Takie są również wnioski naukowców, którzy we wrześniu tego roku w czasopiśmie "Proceedings of the National Academy of Sciences of the USA" opublikowali wyniki badań na temat szczepionki i mutacji. Po przeanalizowaniu ponad 18,5 tys. niezależnych sekwencji genomu wirusa pobranych od chorych z 84 krajów ustalili, że najnowszy koronawirus wykazuje "ograniczoną różnorodność", która "nie powinna uniemożliwić zapewnienia globalnej ochrony za pomocą jednej szczepionki".
Wirus grypy a koronawirus to co innego
Zwolennicy tezy, że mutacje wirusa spowodują rychłą nieskuteczność szczepionki, często porównują koronawirus do wirusa grypy. Doktor Tomasz Dzieciątkowski odpowiada na to: - Grypa to jest zupełnie co innego niż COVID-19.
– Wirus grypy mutuje zdecydowanie częściej, co wynika z segmentacji genomu tego wirusa – porównuje wirusolog. – Lecz to również nie oznacza, że co roku pojawia się jakiś nowy super wariant grypy, ponieważ gdyby tak było, co roku mielibyśmy kolejną pandemię. Większość z tych mutacji to tak zwane mutacje ciche, czyli niedające żadnych efektów. Gdyby spojrzeć na tak zwaną charakterystykę produktu leczniczego szczepionek przeciw grypie z ostatnich sześciu lat, zobaczyłoby się, że dotyczyły one tych samych wariantów wirusa grypy – dodaje.
Dopiero w obecnym sezonie epidemicznym - 2020/2021 - jest potrzeba uwzględnienia zmian w typie wirusa grypy znajdującym się w szczepionce.
Oczywiście nie da się wykluczyć, że szczepienia na koronawirusa również trzeba będzie powtarzać sezonowo. Doktor Grażyna Cholewińska-Szymańska tłumaczy jednak, że dziś nie mamy informacji, czy takie ponowne szczepienia będą konieczne ani czy należałoby wykonywać je przykładowo co rok, co trzy lub co pięć lat.

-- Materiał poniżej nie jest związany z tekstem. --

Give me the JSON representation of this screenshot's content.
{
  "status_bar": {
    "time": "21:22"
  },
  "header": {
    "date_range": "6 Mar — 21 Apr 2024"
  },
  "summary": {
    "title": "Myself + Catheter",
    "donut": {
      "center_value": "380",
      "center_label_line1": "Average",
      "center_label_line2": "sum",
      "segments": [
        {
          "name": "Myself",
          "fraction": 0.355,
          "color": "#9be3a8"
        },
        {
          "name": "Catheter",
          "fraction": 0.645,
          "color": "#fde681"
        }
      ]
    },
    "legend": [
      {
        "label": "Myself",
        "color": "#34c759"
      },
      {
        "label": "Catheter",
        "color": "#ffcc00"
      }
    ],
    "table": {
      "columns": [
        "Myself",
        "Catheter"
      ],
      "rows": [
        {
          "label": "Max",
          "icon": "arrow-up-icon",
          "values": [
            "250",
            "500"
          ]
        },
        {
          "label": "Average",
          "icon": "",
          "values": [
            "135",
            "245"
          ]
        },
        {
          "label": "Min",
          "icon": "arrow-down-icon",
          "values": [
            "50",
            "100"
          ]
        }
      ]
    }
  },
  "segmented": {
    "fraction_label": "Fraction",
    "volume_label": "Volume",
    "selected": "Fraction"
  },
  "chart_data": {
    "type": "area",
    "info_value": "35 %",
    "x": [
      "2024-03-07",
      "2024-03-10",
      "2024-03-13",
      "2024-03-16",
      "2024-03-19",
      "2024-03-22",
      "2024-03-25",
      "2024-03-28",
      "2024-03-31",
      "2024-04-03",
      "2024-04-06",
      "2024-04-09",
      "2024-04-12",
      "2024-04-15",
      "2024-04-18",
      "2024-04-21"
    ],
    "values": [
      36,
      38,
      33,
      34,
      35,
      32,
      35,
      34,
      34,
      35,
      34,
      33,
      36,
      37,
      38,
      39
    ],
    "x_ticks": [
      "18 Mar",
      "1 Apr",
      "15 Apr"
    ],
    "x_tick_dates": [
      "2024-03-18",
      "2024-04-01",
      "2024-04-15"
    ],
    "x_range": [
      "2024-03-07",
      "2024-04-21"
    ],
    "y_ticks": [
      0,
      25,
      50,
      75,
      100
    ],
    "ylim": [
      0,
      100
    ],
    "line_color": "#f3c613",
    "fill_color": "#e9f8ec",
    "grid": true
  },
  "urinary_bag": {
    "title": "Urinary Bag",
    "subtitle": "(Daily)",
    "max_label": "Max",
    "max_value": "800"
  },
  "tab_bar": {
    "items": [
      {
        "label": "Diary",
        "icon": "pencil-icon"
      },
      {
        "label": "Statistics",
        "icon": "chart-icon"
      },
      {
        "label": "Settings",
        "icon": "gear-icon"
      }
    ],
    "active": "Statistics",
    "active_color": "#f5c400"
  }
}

Podkreśla, że niezależnie od tego szczepienia na koronawirusa mogą przynieść wiele dobrego. – Nawet jeśli szczepionka nie będzie najmocniejsza immunogennie i jeśli od razu nie u wszystkich uzyskamy uodpornienie, ale przykładowo uda się to u 80 procent wyszczepionych, to i tak zabezpieczy naszą populację – tłumaczy dr Cholewińska-Szymańska. – Tym bardziej że nie trzeba wyszczepić całego społeczeństwa. Nie będą musiały się szczepić przykładowo te osoby, które przeszły już chorobę i nabyły naturalną odporność. Miejmy nadzieję, że pozostała grupa uzyska odporność w wyniku szczepienia – podsumowuje.